May 24, 20011, Washington, D.C. – The Center for Constitutional Rights (CCR) today launched a Freedom of Information Act lawsuit seeking immediate release of documents that the United States government has refused to provide regarding its knowledge of and role in the deadly May 31, 2010 attack by Israeli commandos on a Gaza-bound aid flotilla. Among the nine civilians killed was 18-year-old U.S. citizen Furkan Doğan who was shot several times as he was filming the 4:00 a.m. raid, and then shot in the face at point blank range as he lay there wounded. Fifteen other U.S. citizens participated in the flotilla, including five who traveled on a U.S. registered boat; many were beaten and injured.
Said Professor Ahmet Doğan, father of Furkan, “I have travelled twice to Washington, D.C. seeking answers and support in my efforts to achieve justice and accountability for my son’s killing. So far, my efforts have not been successful. I call upon the United States government to at least release information related to the flotilla attack and what it knows about my son’s death. Why isn’t the United States investigating the death of a U.S. citizen in this case?”
The federal lawsuit, Center for Constitutional Rights v. Department of Defense, et al was filed in the Southern District of New York against the Defense Department as well as numerous other federal departments, including Justice and State, and various components of the U.S. military. The initial FOIA requests were filed nearly 11 months ago: only two agencies responded, and their responses were wholly inadequate, according to the suit.

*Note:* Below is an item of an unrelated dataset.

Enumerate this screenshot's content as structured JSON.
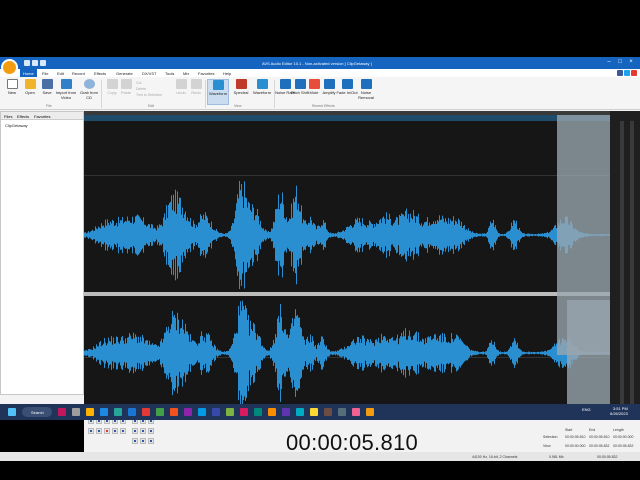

“One year after the deadly attack on the humanitarian flotilla, the American public has been told nothing about what actions, if any, the United States undertook to ensure that U.S. citizens and other civilians were protected when they sailed towards Gaza,” said Center for Constitutional Rights Senior Staff Attorney, Katherine Gallagher. “A U.S. citizen was killed and the U.S. has not conducted an independent investigation into his killing in international waters by a foreign military. Indeed, the State Department did not even mention the killing of Furkan Doğan in its recently released Human Rights report on Israel. We need to know what our government is doing to protect us – and hold those to account who harm U.S. citizens.”
The attack by Israeli commandos took place in international waters in the Mediterranean Sea against a six-boat humanitarian flotilla headed to Gaza with more than 700 civilian passengers. One of the ships was registered in the U.S. The flotilla sought to bring food and other humanitarian supplies to the people of Gaza, who have been living under an Israeli blockade for nearly five years.
Commandos seized the property of U.S. citizens, including a video camera that recorded the raid, and Israel continues to retain control of this property. The Center for Constitutional Rights is seeking communications from and to the U.S. agencies named in the lawsuit that relate to the preservation of evidence that might shed light on the death of Furkan Doğan. The Center further seeks any documents that could show what steps the Department of State, Department of Justice and other agencies have taken to ensure that Furkan’s death be properly and independently investigated. The United Nations Fact-Finding Mission concluded that the refusal of Israel to return this personal property is, “a deliberate attempt by the Israeli authorities to suppress or destroy evidence and other information related to the events of 31 May.” The full UN report can be viewed here (PDF).
Said Jessica Lee, of the University of Virginia International Human Rights Law Clinic, which is co-counsel in the case, “With the blockade continuing, another humanitarian aid flotilla to Gaza is planned for next month. The blockade cannot be reconciled with principles of international law; it amounts to collective punishment. Regardless of how one determines Israel’s legal obligations with respect to Gaza, civilians have the right to receive food and medical supplies. And United States citizens who participate in non-violent humanitarian missions have the right to know what protections they can expect their government to provide in international waters.”
To read the complaint, visit the Center’s legal case page.
The Center for Constitutional Rights is dedicated to advancing and protecting the rights guaranteed by the United States Constitution and the Universal Declaration of Human Rights. Founded in 1966 by attorneys who represented civil rights movements in the South, CCR is a non-profit legal and educational organization committed to the creative use of law as a positive force for social change.